O que se viu, nas horas que sucederam a notícia do vazamento da gravação foi um número cada vez maior de rumores ganhando espaço, enquanto a mudez seletiva da assessoria de imprensa recusava-se a pronunciar-se “oficialmente” em cadeia de rádio e TV, como se esperava dada a gravidade da acusação.

 

A mensagem que se propagava quase que em uníssono ganhava forma e dimensão, tamanha a pluralidade de fontes que publicavam e replicavam a todo instante não somente as especulações a respeito do conteúdo de tal conversa, mas também demandavam um posicionamento da Instituição em questão – a Presidência da República. Neste [des]feito, poucos não foram os custos gerados e que impactaram diretamente a imagem do Brasil frente às suas sociedades, seus públicos de interesse, seus stakeholders.

 

Durante as aproximadas 24 horas que seguiram ao vazamento da conversa, não houve qualquer comunicado oficial (pronunciamentos, notas, comentários de caráter oficial emitido pela assessoria de imprensa da Presidência da República), levando a uma avalanche de deslegitimação do poder executivo e consequentemente, de seu líder, que sustentava sua “cara de paisagem”.

 

Quando fazemos uma pesquisa rápida considerando os termos “Michel Temer” em um site de busca e filtramos a pesquisa para o intervalo que compreende a data de 17 de maio de 2017, vêm à tona 77 páginas de notícias a respeito do impacto da crise para o país, nas quais, o destino de seu representante é citado em todas. Desta forma, de acordo com o observado por Mitsuru Yanaze é possível considerar que:

 

i) houve problemas na fase intermediária de construção da narrativa, responsabilidade imputada à organização por não atender às expectativas dos públicos de interesse;


ii) não houve qualquer esforço envidado no desenvolvimento das duas primeiras fases do processo, manchando, na verdade a imagem e reputação da organização nos cenários nacional e internacional.

 

A poker face mantida diante da crise que ganhava massa com o passar dos instantes tornou a crise mais cara para o país que ainda se recupera de um processo de impeachment.

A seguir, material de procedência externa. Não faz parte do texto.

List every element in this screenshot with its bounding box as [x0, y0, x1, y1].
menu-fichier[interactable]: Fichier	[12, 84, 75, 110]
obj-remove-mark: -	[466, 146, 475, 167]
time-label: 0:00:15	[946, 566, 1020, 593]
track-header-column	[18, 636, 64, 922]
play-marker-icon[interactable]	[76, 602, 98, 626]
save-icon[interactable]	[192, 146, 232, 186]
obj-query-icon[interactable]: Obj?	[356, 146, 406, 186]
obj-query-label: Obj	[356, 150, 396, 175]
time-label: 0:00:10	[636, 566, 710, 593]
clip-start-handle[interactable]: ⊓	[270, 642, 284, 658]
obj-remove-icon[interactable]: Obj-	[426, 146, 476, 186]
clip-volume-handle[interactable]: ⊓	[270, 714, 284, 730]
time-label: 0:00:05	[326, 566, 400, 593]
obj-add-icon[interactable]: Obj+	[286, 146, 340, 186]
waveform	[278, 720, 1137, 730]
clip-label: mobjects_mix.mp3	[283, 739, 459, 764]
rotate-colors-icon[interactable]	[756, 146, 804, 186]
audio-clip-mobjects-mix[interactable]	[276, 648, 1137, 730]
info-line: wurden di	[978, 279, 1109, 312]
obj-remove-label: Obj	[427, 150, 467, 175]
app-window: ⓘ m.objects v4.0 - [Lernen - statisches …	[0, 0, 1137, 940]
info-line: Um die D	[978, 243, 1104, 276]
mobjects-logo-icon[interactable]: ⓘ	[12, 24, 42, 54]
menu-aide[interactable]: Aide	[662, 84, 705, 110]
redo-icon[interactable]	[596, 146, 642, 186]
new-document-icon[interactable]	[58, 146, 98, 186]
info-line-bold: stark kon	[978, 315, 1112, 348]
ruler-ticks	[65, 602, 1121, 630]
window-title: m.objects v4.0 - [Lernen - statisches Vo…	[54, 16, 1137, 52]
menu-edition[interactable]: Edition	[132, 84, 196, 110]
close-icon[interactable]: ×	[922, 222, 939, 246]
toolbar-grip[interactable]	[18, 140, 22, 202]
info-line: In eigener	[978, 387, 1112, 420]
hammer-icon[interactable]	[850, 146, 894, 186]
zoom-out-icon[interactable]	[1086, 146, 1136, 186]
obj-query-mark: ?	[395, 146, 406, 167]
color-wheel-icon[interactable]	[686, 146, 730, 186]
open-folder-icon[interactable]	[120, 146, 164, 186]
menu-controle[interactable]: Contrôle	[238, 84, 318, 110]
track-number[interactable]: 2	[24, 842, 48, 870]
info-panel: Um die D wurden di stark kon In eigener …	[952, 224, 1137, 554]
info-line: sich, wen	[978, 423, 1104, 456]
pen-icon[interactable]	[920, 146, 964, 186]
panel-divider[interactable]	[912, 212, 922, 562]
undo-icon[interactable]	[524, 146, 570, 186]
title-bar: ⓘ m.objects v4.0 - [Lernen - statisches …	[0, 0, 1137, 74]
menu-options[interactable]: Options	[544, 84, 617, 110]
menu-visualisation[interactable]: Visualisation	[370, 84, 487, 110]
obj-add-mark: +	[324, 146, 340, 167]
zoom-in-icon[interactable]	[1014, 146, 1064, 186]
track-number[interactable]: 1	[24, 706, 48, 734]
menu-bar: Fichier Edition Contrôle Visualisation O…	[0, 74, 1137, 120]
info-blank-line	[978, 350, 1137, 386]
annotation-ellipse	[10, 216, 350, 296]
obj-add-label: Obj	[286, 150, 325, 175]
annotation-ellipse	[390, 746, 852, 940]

Segundo Doris Brasil, a pior coisa que uma empresa/instituição poder fazer em momentos de crise é bancar o avestruz, fazer apenas teleconferências formais para a apresentação de resultados, ou diminuir reuniões com analistas e bancos de investimento, ainda que em tempos difíceis. Nos momentos de crise, a organização deve vir a público mostrar o que está fazendo para enfrentar as adversidades para re credibilidade.

 

A análise desenvolvida em minha monografia de graduação em Relações Públicas na ECA USP, que teve a orientação do professor Paulo Nassar, permitiu constatar que a estratégia de narrativa selecionada pela assessoria de imprensa da Presidência da República não foi muito além do blefe que não deu certo.

 

Bruno Ribeiro é Graduando em Relações Públicas.